Ve burada filmin en güçlü yönlerinden biri yatıyor. Stolevski, çok yönlü duyguların bir arada var olmasına izin verir ve çalışma süresi boyunca asla elinizi tutmaz. Deyimsel hikaye anlatımının, sessiz bilinç akışının ve aşkın ruh halinin nefes almasına izin vermeyi ve Mark Bradshaw’ın minimalist bir piyano melodisini sersemletici bir ortamla birleştiren büyüleyici müziğini tamamlamayı tercih ediyor. Stolevski, her şeyi açıkça dile getirmeyerek izleyicisine güven duyuyor ve ataerkillik, metamorfoz ve yaşamların birbirine bağlılığı ile ilgili tematik içeriği yükseltiyor.

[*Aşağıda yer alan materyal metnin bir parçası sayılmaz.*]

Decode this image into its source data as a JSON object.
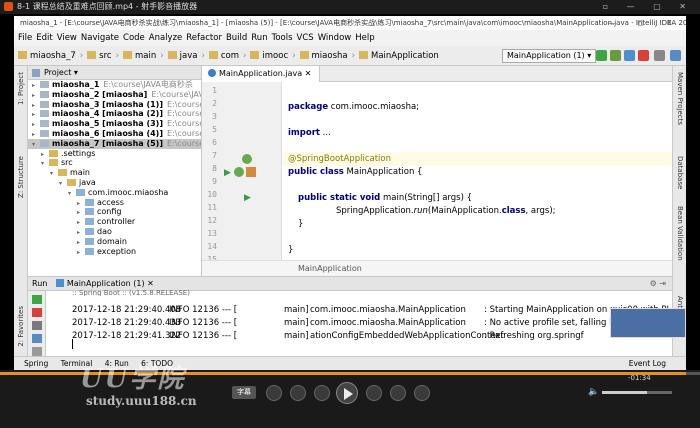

Varoluşsal halk korkusu, kaçınılmaz olarak Terrence Malick’i – özellikle de hayatın daha büyük sorularını düşünen şifreli ve zaman zaman derinden hareket eden seslendirme aracılığıyla – ve Cadı’yı uyandıracak . İlk mihenk taşı mükemmel bir anlam ifade ediyor, ancak bir kez daha, Stolevski’nin düzgün dengeleme eylemi, Yalnız Olmayacaksınız anlamına geliyor, asla soluk bir taklit gibi hissetmez. İkinci karşılaştırma bir noktaya uygundur: Robert Eggers’ın filmi aynı zamanda büyücülük ve folklorla da ilgilenir, ancak Yalnız Olmayacaksın , Cadı’nın ummadığı başka bir tekil alana ulaşır .
Nihai sonuç kendi şartlarında benzersizdir – şefkatli bir hatırlatma sunan kimlik üzerine cesur bir meditasyon: dünya şiddetli travmanın döngüsel olarak miras kalacağı ve gelecek nesillere zorlanacağı “yanan, acıtan, öğüren bir şey” olsa bile, İyileşmek için tutunduğumuz umut, korumaya değer. Hep.